Sintering was carried out using the following sintering raw material: tin oxide powder having a tin (Sn) content (atomic composition ratio: at. %) of 12.8 at.% was used, and the remainder was adjusted to indium oxide. The average cooling rate from the maximum sintering temperature of 1560 ° C to 1000 ° C was set to 5.0 ° C / min, and the environment at the time of cooling was set to an oxygen partial pressure ratio of less than 30%. As a result, the bulk resistivity at the initial stage of the target life was 1.259 mΩ. Cm, the body resistivity at the end of the target life is 0.944mΩ. Cm, the difference between the body resistivity at the beginning and the end of the target life is 25%.

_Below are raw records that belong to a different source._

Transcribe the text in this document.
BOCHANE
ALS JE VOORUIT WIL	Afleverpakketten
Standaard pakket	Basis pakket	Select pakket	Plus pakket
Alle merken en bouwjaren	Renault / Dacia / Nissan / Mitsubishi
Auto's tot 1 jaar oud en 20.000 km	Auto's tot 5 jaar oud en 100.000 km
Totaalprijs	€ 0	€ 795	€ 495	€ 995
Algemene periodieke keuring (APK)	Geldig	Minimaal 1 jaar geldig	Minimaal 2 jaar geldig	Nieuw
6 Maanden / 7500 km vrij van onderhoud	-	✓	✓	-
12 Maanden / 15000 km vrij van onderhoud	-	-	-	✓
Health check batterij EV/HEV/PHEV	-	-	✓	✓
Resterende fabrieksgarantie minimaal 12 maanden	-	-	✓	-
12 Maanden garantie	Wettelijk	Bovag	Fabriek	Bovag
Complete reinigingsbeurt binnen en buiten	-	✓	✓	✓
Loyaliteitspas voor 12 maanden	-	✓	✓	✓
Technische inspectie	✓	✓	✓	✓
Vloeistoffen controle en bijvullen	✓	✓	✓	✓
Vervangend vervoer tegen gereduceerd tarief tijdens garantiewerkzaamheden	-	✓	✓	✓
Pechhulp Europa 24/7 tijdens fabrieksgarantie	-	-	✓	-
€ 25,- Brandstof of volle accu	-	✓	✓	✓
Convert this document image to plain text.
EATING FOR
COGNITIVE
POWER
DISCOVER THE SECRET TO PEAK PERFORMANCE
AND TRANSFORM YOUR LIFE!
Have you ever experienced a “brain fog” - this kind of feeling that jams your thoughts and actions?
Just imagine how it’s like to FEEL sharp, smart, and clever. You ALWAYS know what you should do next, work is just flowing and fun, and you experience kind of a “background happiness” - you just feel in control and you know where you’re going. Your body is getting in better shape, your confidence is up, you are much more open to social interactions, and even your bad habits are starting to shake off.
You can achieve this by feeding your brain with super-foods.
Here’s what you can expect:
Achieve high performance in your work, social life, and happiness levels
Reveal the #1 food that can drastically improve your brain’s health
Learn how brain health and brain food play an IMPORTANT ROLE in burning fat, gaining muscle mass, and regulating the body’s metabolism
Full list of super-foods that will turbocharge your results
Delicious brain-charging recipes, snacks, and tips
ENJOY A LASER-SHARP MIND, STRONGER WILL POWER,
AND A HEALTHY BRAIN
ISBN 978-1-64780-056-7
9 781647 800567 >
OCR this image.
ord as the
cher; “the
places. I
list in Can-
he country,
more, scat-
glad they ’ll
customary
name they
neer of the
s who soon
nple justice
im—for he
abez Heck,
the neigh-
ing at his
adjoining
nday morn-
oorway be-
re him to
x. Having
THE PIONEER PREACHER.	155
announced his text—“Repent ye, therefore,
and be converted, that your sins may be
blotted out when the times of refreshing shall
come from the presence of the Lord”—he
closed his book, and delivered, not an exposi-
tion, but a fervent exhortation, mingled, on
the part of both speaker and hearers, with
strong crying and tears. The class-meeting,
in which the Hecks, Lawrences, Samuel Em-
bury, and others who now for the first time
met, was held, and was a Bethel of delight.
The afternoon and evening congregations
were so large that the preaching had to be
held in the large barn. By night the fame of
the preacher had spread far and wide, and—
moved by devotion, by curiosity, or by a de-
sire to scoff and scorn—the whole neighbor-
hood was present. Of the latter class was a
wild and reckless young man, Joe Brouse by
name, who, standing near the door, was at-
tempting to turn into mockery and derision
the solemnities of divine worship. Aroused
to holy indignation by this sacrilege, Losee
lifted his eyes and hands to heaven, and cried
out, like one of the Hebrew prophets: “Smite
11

Also, as shown in Figure 1, the difference in the survey is up to 30%. As a result of film formation at the initial stage and the later stage of the target life, the difference in film resistivity was 9.5%, and the variation was large. The results are shown in Table 1.

[Industrial availability]

The present invention relates to an ITO sputtering target suitable for forming an ITO film, and more particularly to an ITO sputtering target having a small change in film characteristics from the initial stage to the end of sputtering of a target, and a method for producing the same. In other words, when the oxygen defect variation in the thickness direction of the ITO sputtering target is small and the thickness of the target is t, the volume resistivity at the thickness t of the target and any position in the thickness direction are made. The difference in volume resistivity is within 20%, and the film characteristics change with sputtering are small, thereby ensuring improvement in film formation quality and reliability. As a result, it has an excellent effect of improving the productivity or reliability of the ITO target. The ITO sputtering target of the present invention is particularly useful for forming an ITO film.

Claims (6)

An ITO sputtering target which is a sintered body composed of indium (In), tin (Sn), oxygen (O), and unavoidable impurities; characterized by: tin (Sn) content (atomic composition ratio: at.%) ) is 0.3 or more and 14.5 at.% or less, and the volume resistivity is 0.1 mΩ ‧ cm to 1.4 mΩ ‧ cm. When the target thickness is t, the bulk resistivity of the thickness t and any position in the thickness direction The difference in volume resistivity is below 20%. The ITO sputtering target according to claim 1, wherein when the target thickness is t, the difference between the volume resistivity of the thickness t and the volume resistivity at any position in the thickness direction is 15% or less. A method for producing a sintered body ITO sputtering target, which is the method for producing an ITO sputtering target according to claim 1 or 2, wherein the method is: sintering a raw material powder composed of indium oxide powder and tin oxide powder The sintering temperature is set to 1300 to 1600 ° C, and the average cooling rate from the highest temperature at the time of sintering to 1000 ° C is set to 0.1 to 3.0 ° C / min, and the environment in the cooling at the time of cooling is set to the atmospheric environment (oxygen partial pressure) Less than 30%). The method for producing a sintered body ITO sputtering target according to claim 3, wherein the volume resistivity is 0.10 to 1.40 mΩ·cm, and when the target thickness is t, the volume resistivity of the thickness t is The difference in volume resistivity at any location in the plate thickness direction is less than 20%. The method for producing a sintered body ITO sputtering target according to claim 3 or 4, wherein when the target thickness is t, the bulk resistivity of the thickness t and the bulk resistance at any position in the thickness direction are obtained. The rate is below 15%. An ITO sputtering film formed by using an ITO sputtering target of claim 1 or 2, and the ITO sputtering film has an initial target life (from the start of sputtering for 10 minutes) and a late target life The difference in resistivity of the film (at the end of sputtering) is 5% or less.